これを、プレゼンのプロが解説してみたいと思います。


ドラマの演出的なものもありますが、非常に見ごたえのあるスピーチ。

第一話では、転校してきたツバメが生徒会長を押し付けられます。

実はこれは、全校を掌握しているいじめっ子グループの策略。

その中、クラスメートであり、副会長の油森が虐められている現場を目撃します。

彼は課外授業で起こったトラブルを押し付けられ、退学届けを提出します。

何事も無かったように受理する教師。生徒会長の所信表明の場にて行ったスピーチです。


今回のプレゼンの目的は説得です。

説得のプレゼンに必要なコトのひとつに事実があります。

いきなりの罵倒。会場は聞く耳なんて持っていません。ツバメは、マイクを投げ捨てて、拡声器に持ち替えます。

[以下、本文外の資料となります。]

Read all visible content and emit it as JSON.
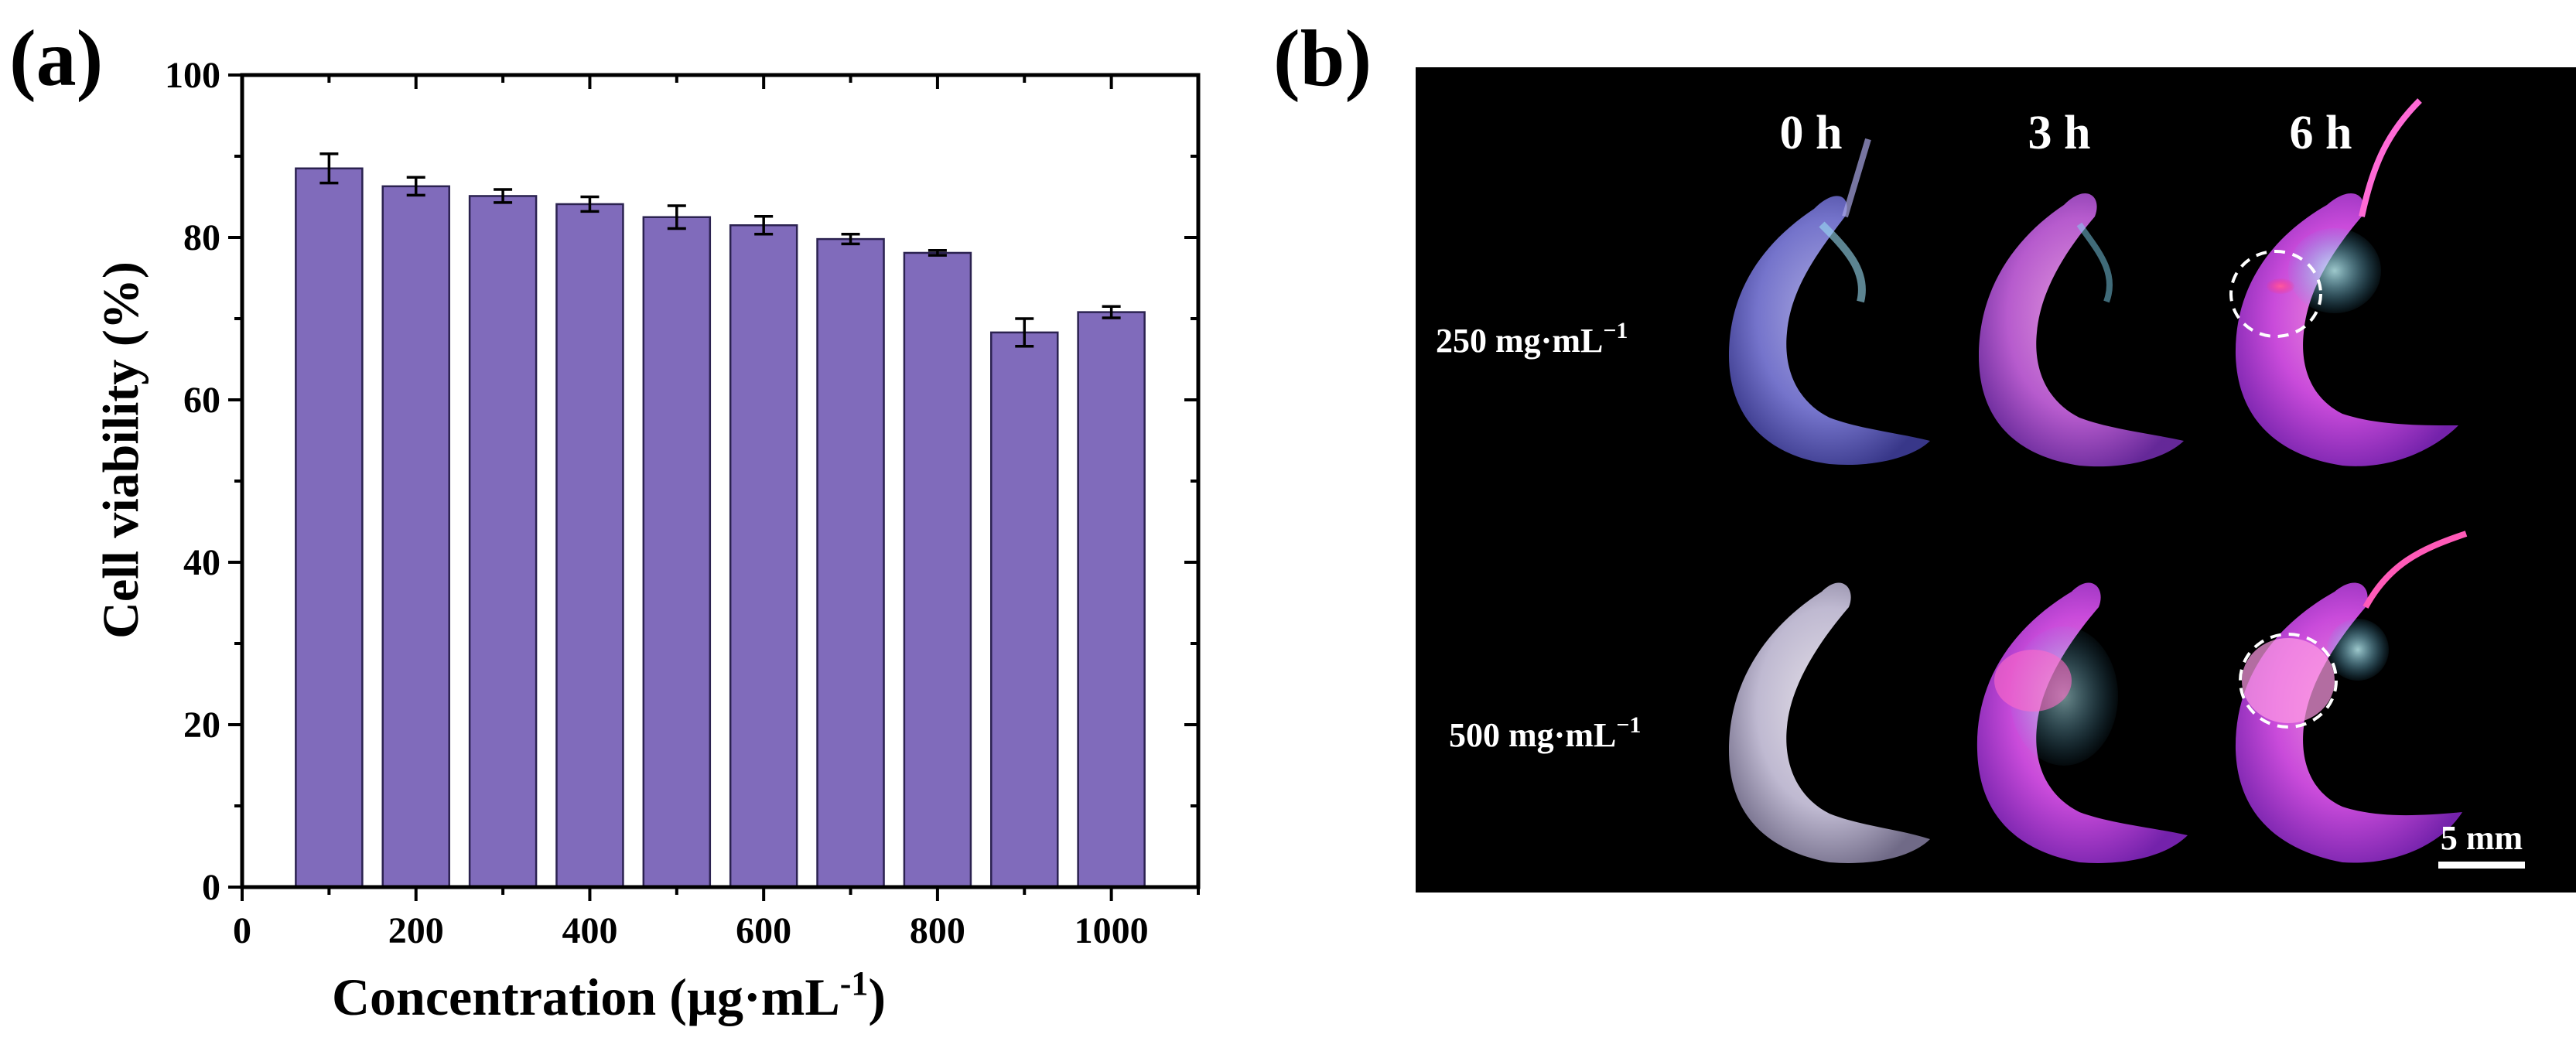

実は拡声器は、雑に音を出す反面、生の声がそのまま大きくなるので、効果的。
(本当は聞きづらいのでデメリットが大きいのですが)

私は油森が嫌いである。すべて彼に押し付ければいい。

意外な切り口です。聴き手が想定したのは「いじめをやめよう」というものでしょうから、

ここで、いきなり反対のことを話します。否が応でも話し手に注目しますね。

スピーチの背景を語るにおいて、冒頭で注目を得るのは非常に効果的な手法です。

彼がいなくなったら次はだれでしょう?

ここで、他人事だったものを聴き手自身の危機感に置き換えます。

耳を傾けていたものが、さらに興味を持たせます。

疑問を投げかける事で参加者の心の中に自身の解答が生まれます。

教師の非を共有し、覚悟(退学届け)を見せつけます。

ここで動画が配信されます。

ここは動画が良いのではなく、「事実」を突きつけているわけです。

言葉でいくら話しても、意見とされますが、動画は事実。

このこと自体を否定することはできません。これは、学校に向けて見せている訳です。

つまり、キーパーソンは校長(教師)

いじめっ子グループが扇動する罵倒の中、こう言います。(かなり端折ってます)

誰も悪くない、私も同じ。みんな、合わせていただけ。

私もそうだった、毎日が怖かった。毎日お祈りして何事の無いように願っていた。

私も一緒になっていじめていたのだから、自分が大嫌い。

いじめる方も、いじめられる方も、訳もわからなく我慢している。

そんなのは私は嫌だ。

だから、私は学校を変えたい。

ここは雫井は何も指示していません。こういうことを言うだろうと想定したのでしょう。

誰が悪いと特定せずに、聴き手に暗に解いていますね。

生徒は反発します。しかし、校長は退学届けを破り捨てます。

キーパーソンは校長ですから、このスピーチは成功したのです。

生徒が何を言おうが、目標は達成されました。彼らの勝ちです。


さて、雫井のやった事とは・・・・。

ツバメの行うだろうスピーチに対して、

①背景を明確にする(聴く耳を持たせる)

②事実を明確にする(反論をさせない)

③覚悟を明確にする(言葉に重みを持たせる)

これを加えることで強固なフレームを作り上げ、

その上で、自分の意見を出して共感を得るという、感情に訴えるプレゼンテーションだったという訳です。

原稿を書くだけがスピーチライターではありません。

スピーカーの弱点を補うのもスピーチライターです。

良いスピーチでしたね。

もちろん、悪い部分もありますが、それを補ういいところが満載でした。

1週間は公式サイトから番組丸ごと見る事ができますから、ぜひ、ご覧ください。